Minimum Logic

We’re told that today is Fast Food Workers’ Strike Day, although you might not have known it if, instead of watching sensationalized media coverage of the event, you visited a fast-food restaurant where it was extraordinarily unlikely anyone was actually on strike.

Each year, the world’s largest labor union, Service Employees International Union (SEIU), eggs on or pays a handful of people to stand outside fast food joints protesting while the union contacts the media to drum up coverage. This year’s message was that fast food workers should be paid an absurd $15/hour – more than double the national minimum wage and over 50% more than even the nuttiest progressive states have set their minimum wages.

If you believe a six-figure union boss earnestly cares about the plight of the fry chef, you probably haven’t worked in a union environment before. Two years ago, I found myself in a large collective bargaining unit when a series of budget cuts came down the pike. Rather than all take a slight cut in our pay or benefits so everyone could keep his job (my personal choice), the union took about 10 seconds to instead demand that every contract worker in the organization be laid off so the bargaining unit wouldn’t be affected.

It’s predictably about money in the end – lots of it. Union dues run as high as $400-1000 or more per year, so with millions of fast food workers under the SEIU’s umbrella, that would equate to billions of dollars in guaranteed additional revenue – a whopper return on the initial investment.

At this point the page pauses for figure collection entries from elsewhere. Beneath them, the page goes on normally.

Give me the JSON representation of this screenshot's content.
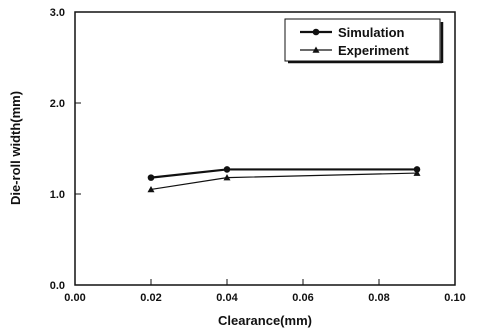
{
  "chart_data": {
    "type": "line",
    "xlabel": "Clearance(mm)",
    "ylabel": "Die-roll width(mm)",
    "xlim": [
      0.0,
      0.1
    ],
    "ylim": [
      0.0,
      3.0
    ],
    "xticks": [
      "0.00",
      "0.02",
      "0.04",
      "0.06",
      "0.08",
      "0.10"
    ],
    "yticks": [
      "0.0",
      "1.0",
      "2.0",
      "3.0"
    ],
    "grid": false,
    "legend_position": "top-right",
    "series": [
      {
        "name": "Simulation",
        "marker": "circle",
        "x": [
          0.02,
          0.04,
          0.09
        ],
        "y": [
          1.18,
          1.27,
          1.27
        ]
      },
      {
        "name": "Experiment",
        "marker": "triangle",
        "x": [
          0.02,
          0.04,
          0.09
        ],
        "y": [
          1.05,
          1.18,
          1.23
        ]
      }
    ]
  }
}
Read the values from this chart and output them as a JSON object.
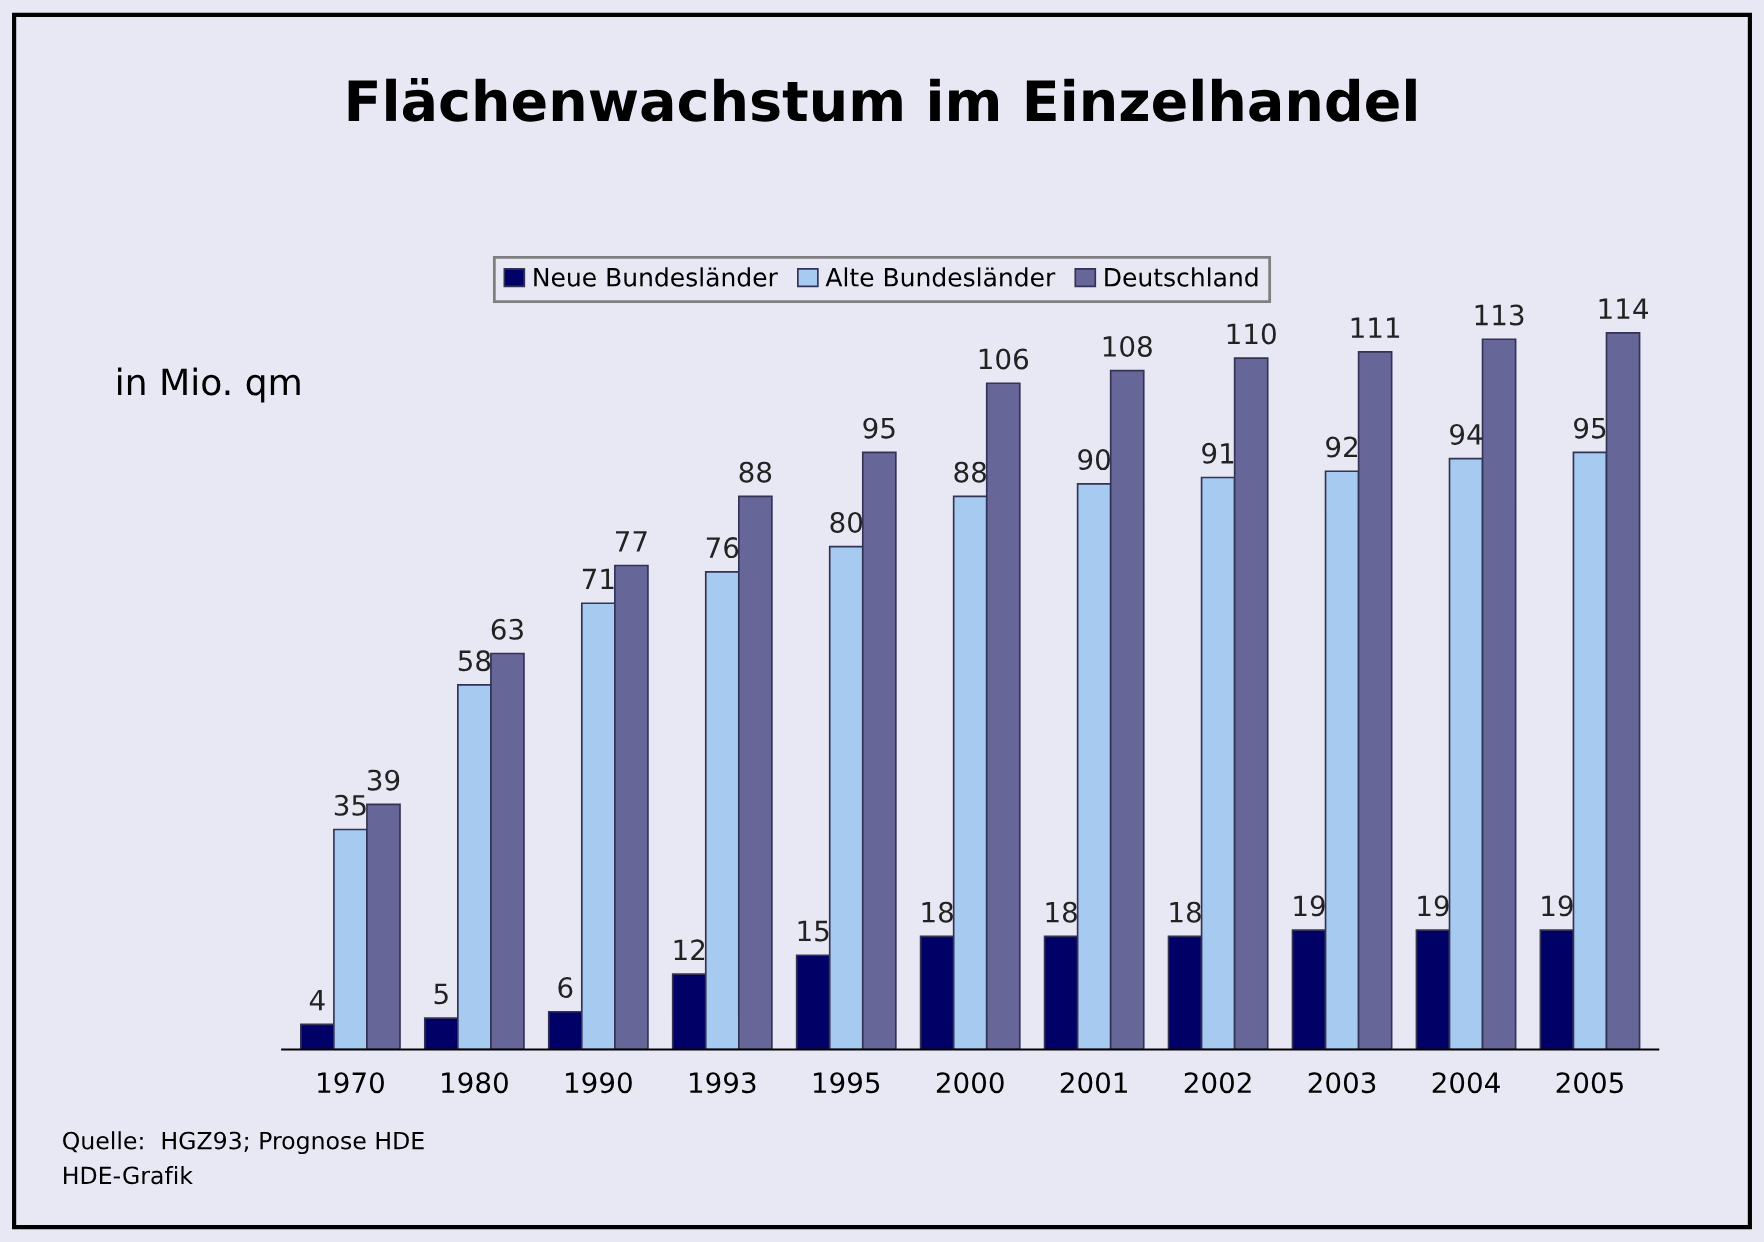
{
  "chart_data": {
    "type": "bar",
    "title": "Flächenwachstum im Einzelhandel",
    "ylabel": "in Mio. qm",
    "categories": [
      "1970",
      "1980",
      "1990",
      "1993",
      "1995",
      "2000",
      "2001",
      "2002",
      "2003",
      "2004",
      "2005"
    ],
    "series": [
      {
        "name": "Neue Bundesländer",
        "color": "#000066",
        "values": [
          4,
          5,
          6,
          12,
          15,
          18,
          18,
          18,
          19,
          19,
          19
        ]
      },
      {
        "name": "Alte Bundesländer",
        "color": "#a6caf0",
        "values": [
          35,
          58,
          71,
          76,
          80,
          88,
          90,
          91,
          92,
          94,
          95
        ]
      },
      {
        "name": "Deutschland",
        "color": "#666699",
        "values": [
          39,
          63,
          77,
          88,
          95,
          106,
          108,
          110,
          111,
          113,
          114
        ]
      }
    ],
    "data_labels": true,
    "legend": "top",
    "grid": false,
    "annotations": [
      "Quelle:  HGZ93; Prognose HDE",
      "HDE-Grafik"
    ]
  }
}
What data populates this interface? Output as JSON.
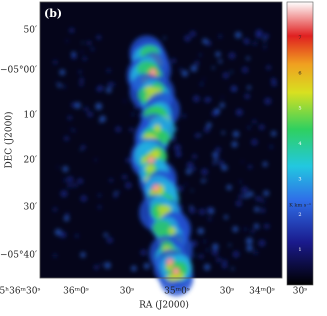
{
  "panel_label": "(b)",
  "x_axis": {
    "label": "RA (J2000)",
    "ticks": [
      "5ʰ36ᵐ30ˢ",
      "36ᵐ0ˢ",
      "30ˢ",
      "35ᵐ0ˢ",
      "30ˢ",
      "34ᵐ0ˢ",
      "30ˢ"
    ]
  },
  "y_axis": {
    "label": "DEC (J2000)",
    "ticks": [
      "50′",
      "−05°00′",
      "10′",
      "20′",
      "30′",
      "−05°40′"
    ]
  },
  "colorbar": {
    "unit": "K km s⁻¹",
    "ticks": [
      7,
      6,
      5,
      4,
      3,
      2,
      1
    ]
  }
}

“Would you like a side of fries for just $7 more?”

Setting aside what reasonable economists immediately recognize – that there must be an entry level below “living wage” to prevent all still-dependent young adults from being priced out of the job market entirely – if someone is still making minimum wage after more than a few years of employment, that is indicative of a serious underlying problem with that worker. In my brief stint in the fast food industry, I learned this much: anyone who stays put more than 6 months with the same company is guaranteed regular pay raises and a fairly reliable track to lower management. But there lies the rub – most fast food workers flit about from company to company and sacrifice any seniority and experience with every lateral movement they make. Besides getting the equivalent of $15-20 of free food and drink every day – no small perk in itself – it was made quite clear to me that my wage was just a starting point and there would come increased levels of pay and responsibility once I proved I wasn’t a total flake by staying more than a few months (in fact, I didn’t, so there you have it).

At least if Glassdoor reviews are any indication, most fast food workers aren’t buying into the sob story. On the lower end of the satisfaction scale, McDonald’s still manages a respectable employee rating of 3.1 out of 5. Most of the 560 employee reviews echo the sentiments above, stressing the ample room for advancement that comes with just a smidgen of company loyalty. Progressive-vilified Chick-fil-A amazingly scores a 3.8 out of 5, which is 0.2 higher than employees rated working at Microsoft.

There is nothing wrong with organizing together to improve one’s working conditions, but when unions employ the mechanisms of the state to drive their own narrow revenue and agenda, that no longer falls under the tree of free association. If unions really do provide a great value for their members worth their hefty dues payments, they are hard-pressed to explain why the fast food workers on the whole don’t seem very interested, and for that matter why unions tend to lose half their membership as soon as employees are afforded the option of not joining.